Agriculture on the American Plains has been constrained historically by water scarcity. Post-WWII technologies enabled farmers over the Ogallala aquifer to extract groundwater for large-scale irrigation. Comparing counties over the Ogallala with nearby similar counties, groundwater access increased agricultural land values and initially reduced the impact of droughts. Over time, land use adjusted toward water intensive crops and drought sensitivity increased. Viewed differently, farmers in nearby water-scarce areas maintained lower value drought-resistant practices that fully mitigate naturally higher drought sensitivity. The evolving impact of the Ogallala illustrates the importance of water for agricultural production, but also the large scope for agricultural adaptation to groundwater and drought.

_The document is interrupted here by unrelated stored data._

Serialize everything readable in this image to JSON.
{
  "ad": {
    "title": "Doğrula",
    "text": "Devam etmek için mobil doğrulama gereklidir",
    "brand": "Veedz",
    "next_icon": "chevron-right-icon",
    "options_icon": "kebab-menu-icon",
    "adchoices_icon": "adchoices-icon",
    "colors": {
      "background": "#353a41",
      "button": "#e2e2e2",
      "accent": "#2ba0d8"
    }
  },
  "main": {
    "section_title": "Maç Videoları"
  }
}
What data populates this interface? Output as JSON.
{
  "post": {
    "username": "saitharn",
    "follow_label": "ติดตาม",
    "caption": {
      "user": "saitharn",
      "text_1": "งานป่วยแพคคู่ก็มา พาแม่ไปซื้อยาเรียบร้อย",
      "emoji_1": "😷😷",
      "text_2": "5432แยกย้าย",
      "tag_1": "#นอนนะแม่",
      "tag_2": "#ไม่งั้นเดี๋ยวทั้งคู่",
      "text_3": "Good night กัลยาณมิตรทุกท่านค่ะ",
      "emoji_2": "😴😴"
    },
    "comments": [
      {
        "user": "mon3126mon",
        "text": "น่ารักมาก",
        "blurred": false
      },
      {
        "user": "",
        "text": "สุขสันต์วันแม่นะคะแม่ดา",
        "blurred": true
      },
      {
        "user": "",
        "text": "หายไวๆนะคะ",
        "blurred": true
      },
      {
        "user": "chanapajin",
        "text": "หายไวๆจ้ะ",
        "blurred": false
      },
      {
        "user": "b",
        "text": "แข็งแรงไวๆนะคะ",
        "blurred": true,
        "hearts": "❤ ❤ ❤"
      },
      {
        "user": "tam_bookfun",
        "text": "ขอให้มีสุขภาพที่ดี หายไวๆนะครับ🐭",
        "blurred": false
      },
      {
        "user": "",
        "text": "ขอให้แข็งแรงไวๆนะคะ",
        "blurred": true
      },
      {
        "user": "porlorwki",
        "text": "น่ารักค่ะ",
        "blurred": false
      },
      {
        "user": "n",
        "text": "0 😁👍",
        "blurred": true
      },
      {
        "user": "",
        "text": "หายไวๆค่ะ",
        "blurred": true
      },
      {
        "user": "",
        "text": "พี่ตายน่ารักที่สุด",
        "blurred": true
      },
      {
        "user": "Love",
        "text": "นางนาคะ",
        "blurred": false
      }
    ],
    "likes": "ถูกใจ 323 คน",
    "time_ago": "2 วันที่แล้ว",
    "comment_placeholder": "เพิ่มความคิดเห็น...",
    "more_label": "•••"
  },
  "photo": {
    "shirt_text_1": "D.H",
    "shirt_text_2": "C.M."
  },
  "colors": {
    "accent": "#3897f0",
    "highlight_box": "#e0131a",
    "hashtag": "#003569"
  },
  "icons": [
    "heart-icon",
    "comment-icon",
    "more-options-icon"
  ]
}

Ultimately, we may never know the ultimate causes and consequences of the dust bowl.  It seemed to arise from a unique combination of an adverse turn in weather/climate, poor farming practices, poor economic conditions (the Dust bowl and the Great Depression occurred at the same time - how's that for bad luck!), unscrupulous land salesmen, and bad government policies.  The consequences, it seems, were long lasting.

Hornbeck has another 2012 paper (earlier ungated version) specifically on the dust bowl in the American Economic Review related to how long the impacts of the dust bowl were felt.  He wrote:

The 1930s American Dust Bowl imposed substantial agricultural costs in more eroded Plains counties, relative to less-eroded Plains counties. From 1930 to 1940,
more-eroded counties experienced large and permanent relative declines in agricultural land values: the per acre value of farmland declined by 30 percent in high erosion counties and declined by 17 percent in medium-erosion counties, relative to changes in low-erosion counties. 

and

The Dust Bowl provides a detailed context in which to examine economic adjustment to a permanent change in environmental conditions. The Great Depression may have slowed adjustment by limiting access to capital or outside employment opportunities. Agricultural adjustment continued to be slow, however, through the 1940s and 1950s. Further research on historical shocks may help understand what conditions facilitate long-run economic adjustment. The experience of the American Dust Bowl highlights that agricultural costs from environmental destruction need not be mitigated mostly by agricultural adjustments, and that economic adjustment may require a substantial relative decline in population.